DEMOKRATİK GÜVENLİK KAVRAMI ÖN PLANA ÇIKTI
AKPM Gündeminde öne çıkan bir konu olan Demokratik güvenlik konusunu, AK Parti Eskişehir Milletvekili ve AKPM Üyesi Prof. Dr. Emine Nur Günay ‘’1993 yılında soğuk savaş sonrası ortaya çıkan bir kavram. Komünist rejimden sonra bağımsızlık elde eden Avrupa ülkelerinin barış ve refah güvenliğini sağlamayı kapsamaktadır. Demokratik güvenlik soyut bir duyarlılık değil, tam tersi 47 ülkenin onayladığı ‘İnsan Hakları Avrupa Sözleşmesi’ kapsamında insan hakları, demokrasi ve hukukun üstünlüğüne ortak taahhütüdür. 5 temele dayanmaktadır; Etkin ve bağımsız yargı, ifade özgürlüğü, yasama özgürlüğü, demokratik kurumların etkin işlemesi, kapsayıcı bir toplum ve demokratik vatandaşlık inşa etmek.’’ Şeklinde açıkladı.
TÜRKİYE HER GÜN GÜNDEMDE
YUNAN PARLAMENTERLERDEN SALDIRGAN TAVIR
Türkiye’ nin her toplantıda gündeme geldiği gibi bu yaz dönemi toplantısında da sürekli gündemde olduğunu dile getiren Prof. Dr. Günay ‘’Her gün Türkiye gündem oluyor, özellikle Yunanlı parlamenterler söz aldığında Türkiye’ye karşı saldırgan söylemlerine devam ediyorlar. Daha ilk gün Parlamenterler Meclisi açılır açılmaz, Yunanlı parlamenterler ‘Türkiye’nin saldırgan davranışı ve Avrupa istikrarının revizyonuna tehditi’ başlığı altında acil işler tartışması kapsamında Türkiye konusunu gündeme aldırmaya çalıştılar. Stratejik bir manevra ile oylamalarda engelledik.’’ Şeklinde konuştu.
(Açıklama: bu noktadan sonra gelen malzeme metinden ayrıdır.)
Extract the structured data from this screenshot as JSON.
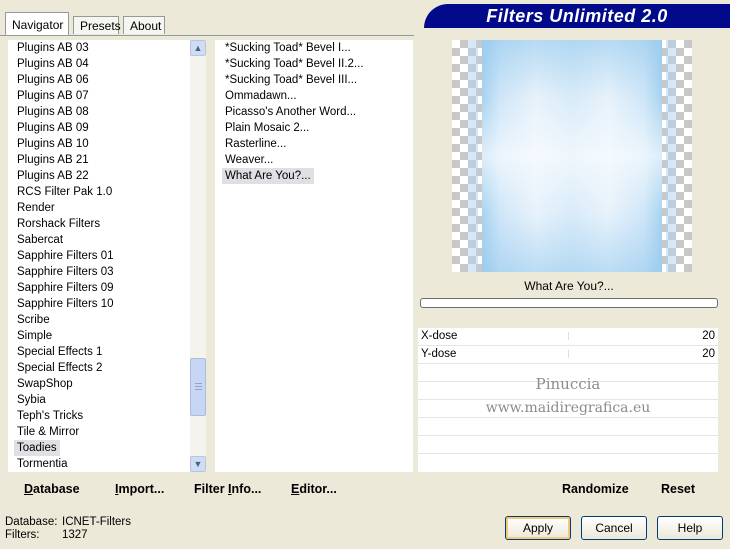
{
  "app": {
    "title": "Filters Unlimited 2.0"
  },
  "tabs": [
    "Navigator",
    "Presets",
    "About"
  ],
  "categories": [
    "Plugins AB 03",
    "Plugins AB 04",
    "Plugins AB 06",
    "Plugins AB 07",
    "Plugins AB 08",
    "Plugins AB 09",
    "Plugins AB 10",
    "Plugins AB 21",
    "Plugins AB 22",
    "RCS Filter Pak 1.0",
    "Render",
    "Rorshack Filters",
    "Sabercat",
    "Sapphire Filters 01",
    "Sapphire Filters 03",
    "Sapphire Filters 09",
    "Sapphire Filters 10",
    "Scribe",
    "Simple",
    "Special Effects 1",
    "Special Effects 2",
    "SwapShop",
    "Sybia",
    "Teph's Tricks",
    "Tile & Mirror",
    "Toadies",
    "Tormentia"
  ],
  "selected_category": "Toadies",
  "filters": [
    "*Sucking Toad*  Bevel I...",
    "*Sucking Toad*  Bevel II.2...",
    "*Sucking Toad*  Bevel III...",
    "Ommadawn...",
    "Picasso's Another Word...",
    "Plain Mosaic 2...",
    "Rasterline...",
    "Weaver...",
    "What Are You?..."
  ],
  "selected_filter": "What Are You?...",
  "preview": {
    "filter_name": "What Are You?...",
    "progress": 0.0
  },
  "params": [
    {
      "label": "X-dose",
      "value": "20"
    },
    {
      "label": "Y-dose",
      "value": "20"
    }
  ],
  "watermark": {
    "line1": "Pinuccia",
    "line2": "www.maidiregrafica.eu"
  },
  "toolbar": {
    "database": {
      "u": "D",
      "rest": "atabase"
    },
    "import": {
      "pre": "",
      "u": "I",
      "rest": "mport..."
    },
    "filter_info": {
      "pre": "Filter ",
      "u": "I",
      "rest": "nfo..."
    },
    "editor": {
      "pre": "",
      "u": "E",
      "rest": "ditor..."
    },
    "randomize": "Randomize",
    "reset": "Reset"
  },
  "status": {
    "database_label": "Database:",
    "database_value": "ICNET-Filters",
    "filters_label": "Filters:",
    "filters_value": "1327"
  },
  "buttons": {
    "apply": "Apply",
    "cancel": "Cancel",
    "help": "Help"
  },
  "colors": {
    "banner": "#000a8a",
    "selection": "#e0dfe3",
    "preview_blue": "#8fc6ec"
  }
}
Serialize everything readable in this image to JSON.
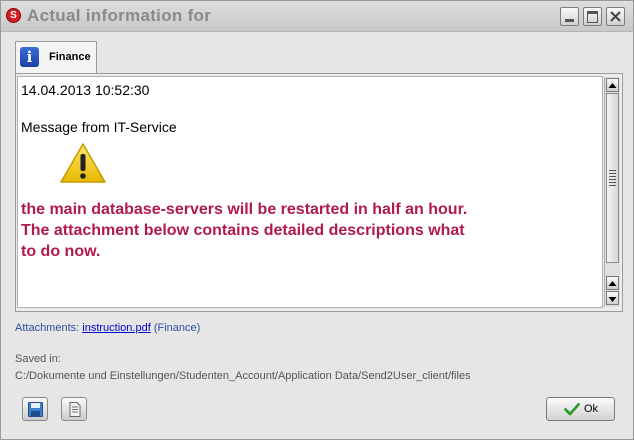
{
  "window": {
    "title": "Actual information for"
  },
  "tab": {
    "label": "Finance",
    "icon": "info-icon"
  },
  "message": {
    "timestamp": "14.04.2013 10:52:30",
    "from": "Message from IT-Service",
    "icon": "warning-icon",
    "lines": [
      "the main database-servers will be restarted in half an hour.",
      "The attachment below contains detailed descriptions what",
      "to do now."
    ],
    "color": "#b01b4a"
  },
  "attachments": {
    "label": "Attachments:",
    "file": "instruction.pdf",
    "category": "(Finance)"
  },
  "saved": {
    "label": "Saved in:",
    "path": "C:/Dokumente und Einstellungen/Studenten_Account/Application Data/Send2User_client/files"
  },
  "buttons": {
    "ok_label": "Ok"
  }
}
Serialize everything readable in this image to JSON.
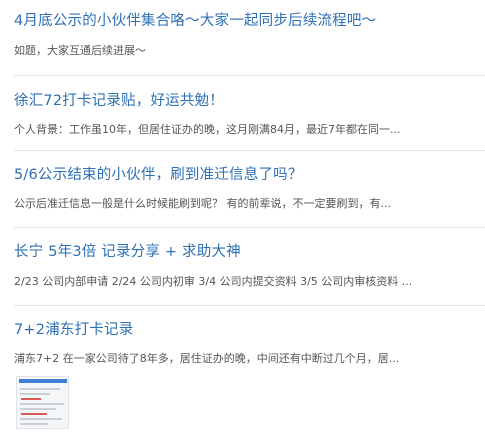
{
  "posts": [
    {
      "title": "4月底公示的小伙伴集合咯～大家一起同步后续流程吧～",
      "summary": "如题，大家互通后续进展～"
    },
    {
      "title": "徐汇72打卡记录贴，好运共勉！",
      "summary": "个人背景：工作虽10年，但居住证办的晚，这月刚满84月，最近7年都在同一..."
    },
    {
      "title": "5/6公示结束的小伙伴，刷到准迁信息了吗？",
      "summary": "公示后准迁信息一般是什么时候能刷到呢？ 有的前辈说，不一定要刷到，有..."
    },
    {
      "title": "长宁 5年3倍 记录分享 + 求助大神",
      "summary": "2/23 公司内部申请 2/24 公司内初审 3/4 公司内提交资料 3/5 公司内审核资料 ..."
    },
    {
      "title": "7+2浦东打卡记录",
      "summary": "浦东7+2 在一家公司待了8年多，居住证办的晚，中间还有中断过几个月，居..."
    }
  ],
  "colors": {
    "title": "#2f6fb3",
    "summary": "#555555",
    "divider": "#e4e4e4"
  },
  "icons": {
    "post_thumbnail": "document-screenshot-thumbnail"
  }
}
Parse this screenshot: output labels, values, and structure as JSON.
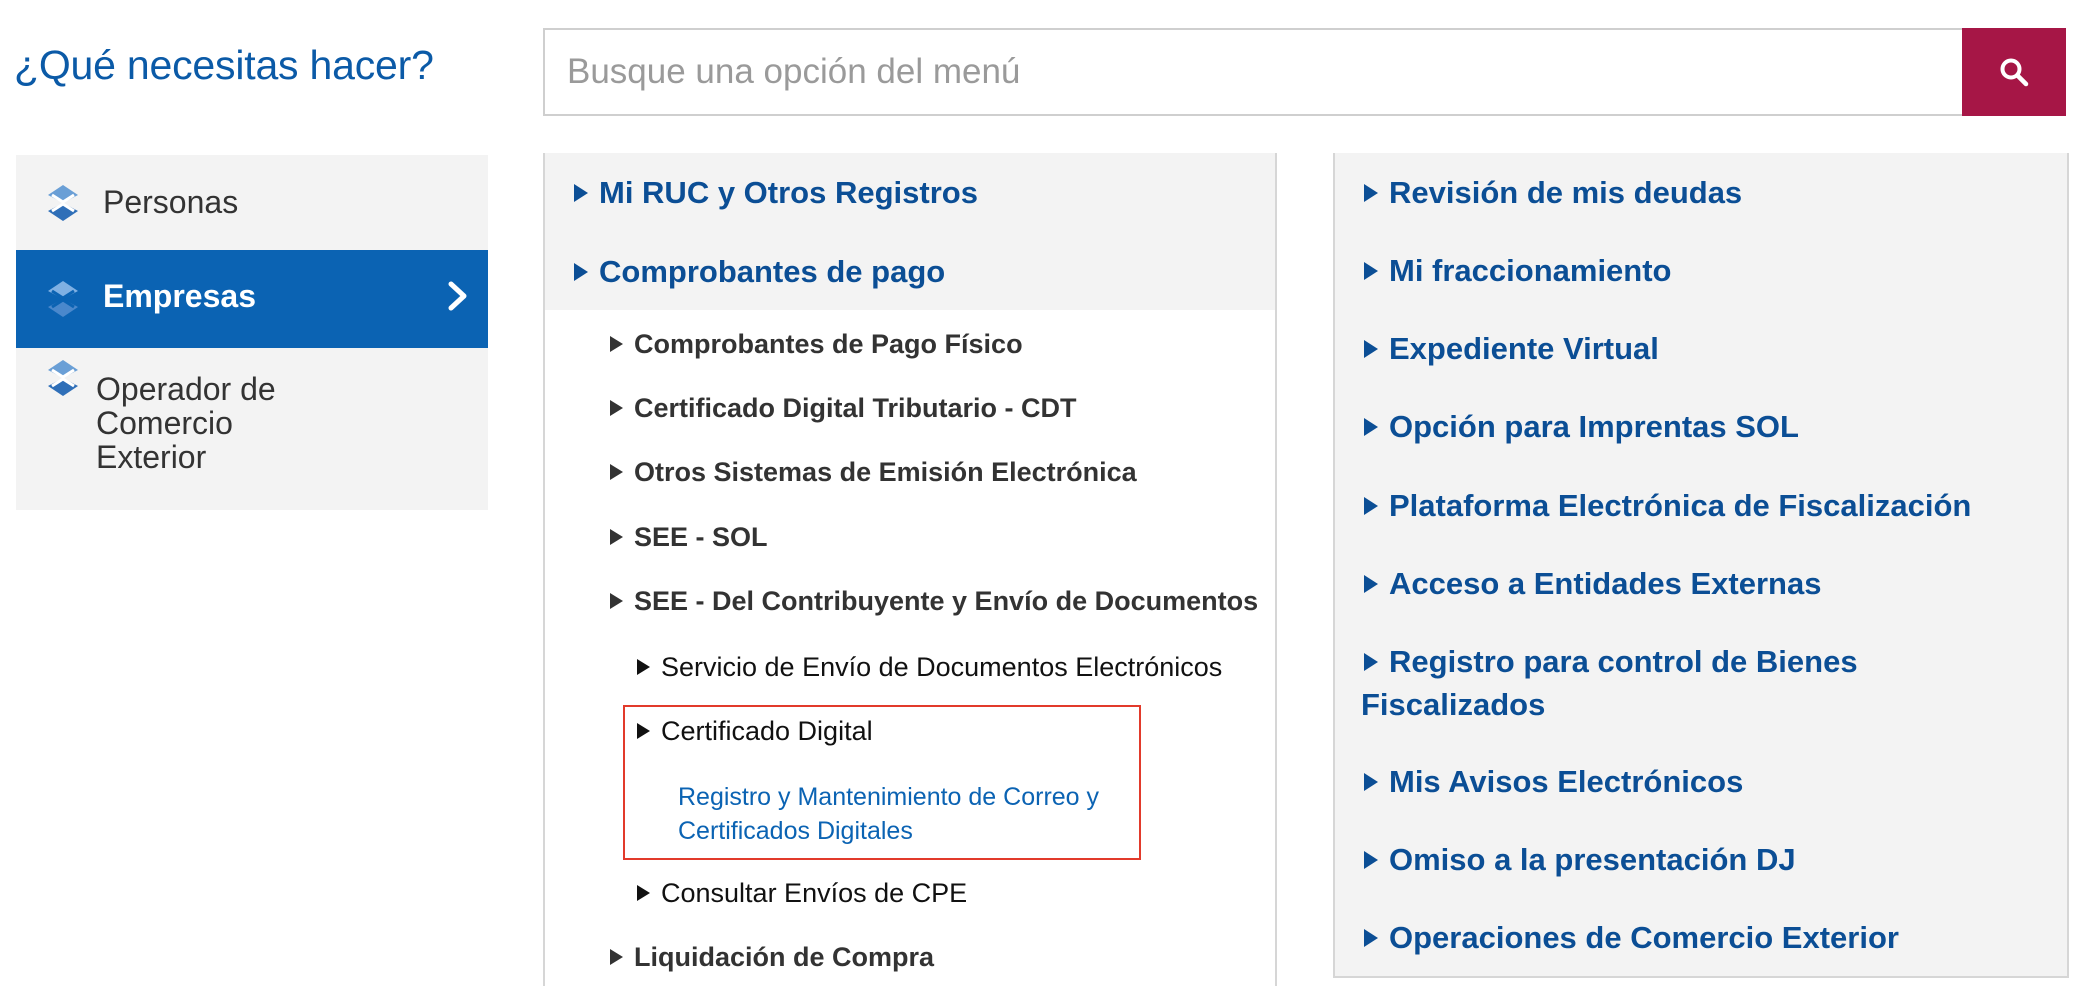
{
  "heading": "¿Qué necesitas hacer?",
  "search": {
    "placeholder": "Busque una opción del menú",
    "button_icon": "search-icon"
  },
  "categories": [
    {
      "label": "Personas",
      "active": false
    },
    {
      "label": "Empresas",
      "active": true
    },
    {
      "label": "Operador de Comercio Exterior",
      "active": false
    }
  ],
  "middle": {
    "items": [
      "Mi RUC y Otros Registros",
      "Comprobantes de pago"
    ],
    "sub_items": [
      "Comprobantes de Pago Físico",
      "Certificado Digital Tributario - CDT",
      "Otros Sistemas de Emisión Electrónica",
      "SEE - SOL",
      "SEE - Del Contribuyente y Envío de Documentos"
    ],
    "see_children": [
      "Servicio de Envío de Documentos Electrónicos",
      "Certificado Digital",
      "Consultar Envíos de CPE"
    ],
    "highlighted_link": "Registro y Mantenimiento de Correo y Certificados Digitales",
    "last_item": "Liquidación de Compra"
  },
  "right": {
    "items": [
      "Revisión de mis deudas",
      "Mi fraccionamiento",
      "Expediente Virtual",
      "Opción para Imprentas SOL",
      "Plataforma Electrónica de Fiscalización",
      "Acceso a Entidades Externas",
      "Registro para control de Bienes Fiscalizados",
      "Mis Avisos Electrónicos",
      "Omiso a la presentación DJ",
      "Operaciones de Comercio Exterior"
    ]
  },
  "colors": {
    "brand_blue": "#0b63b3",
    "link_blue": "#0b4e95",
    "search_button": "#a61646",
    "highlight_border": "#e23a2b"
  }
}
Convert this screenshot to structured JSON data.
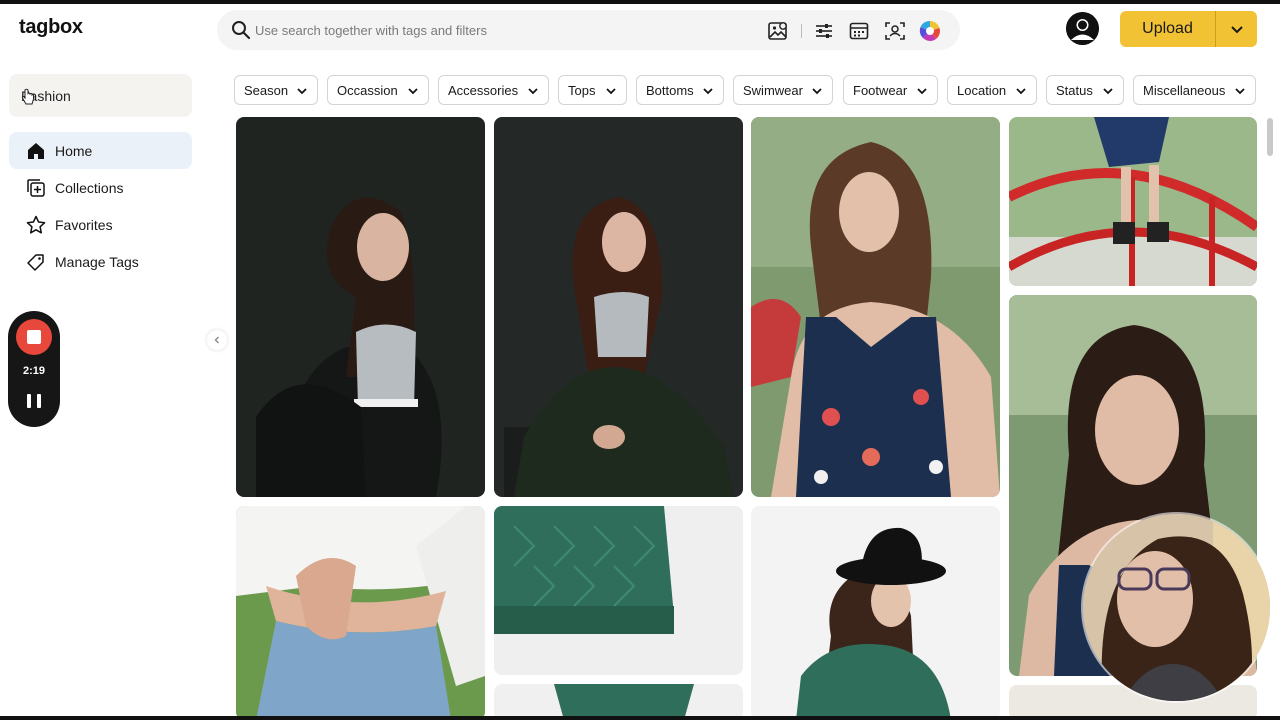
{
  "app": {
    "logo": "tagbox"
  },
  "search": {
    "placeholder": "Use search together with tags and filters"
  },
  "toolbar_icons": [
    "image-search-icon",
    "sliders-icon",
    "calendar-icon",
    "face-scan-icon",
    "color-wheel-icon"
  ],
  "header": {
    "upload_label": "Upload"
  },
  "sidebar": {
    "workspace": "Fashion",
    "items": [
      {
        "label": "Home",
        "icon": "home-icon",
        "active": true
      },
      {
        "label": "Collections",
        "icon": "collections-icon",
        "active": false
      },
      {
        "label": "Favorites",
        "icon": "star-icon",
        "active": false
      },
      {
        "label": "Manage Tags",
        "icon": "tag-icon",
        "active": false
      }
    ]
  },
  "recorder": {
    "time": "2:19"
  },
  "filters": [
    "Season",
    "Occassion",
    "Accessories",
    "Tops",
    "Bottoms",
    "Swimwear",
    "Footwear",
    "Location",
    "Status",
    "Miscellaneous"
  ],
  "colors": {
    "accent_upload": "#f2c235",
    "active_nav": "#eaf1f8",
    "record_red": "#e8483b"
  }
}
ESKİ YUNAN BAKANA CEVABI GÜNAY VERDİ
Toplantının ikinci günü, eski Dışişleri Bakanları ve Yunan Delegasyon Başkanı Dora Bakoyannis Rusya Avrupa güvenliği konuşulurken Rusya ile Türkiye’yi aynı saldırgan konuma koydu ve Rusya’nın Ukrayna’nın egemenliğine saldırısını, Türkiye’den Yunanistan’ın egemenliğine gelecek saldırı ile örneklendirdi.Bunun üzerine genel kurulda söz alan Prof. Dr. Günay, ‘’Yunan Delegasyon Başkanı’nın ülkeme karşı asılsız suçlamalarını bir kez daha üzülerek dinledim. Ne yazık ki Yunanlı meslektaşlarımız ikili ve çok taraflı platformları Türkiye’yi suçlamak için kullanmaya devam ediyorlar. İkili sorunları karşılıklı konuşarak çözüm üretmenin daha yapıcı bir yöntem olduğuna inanıyoruz. Aksine onlar bazı sorunların olduğunu inkar etmeye, diyaloğa yanaşmamaya ve asılsız suçlamalara devam ediyorlar. Bu yaklaşımın bölge istikrarı için ne kadar doğru olduğunu merak ediyorum. Bu yılın Nisan ayında iki lider, Sayın Erdoğan ve Sayın Miçotakis çok yapıcı bir görüşme yaptılar. Peki sonra ne oldu da Yunanistan bu saldırgan tavra geçti?’’ şeklinde cevap verdi.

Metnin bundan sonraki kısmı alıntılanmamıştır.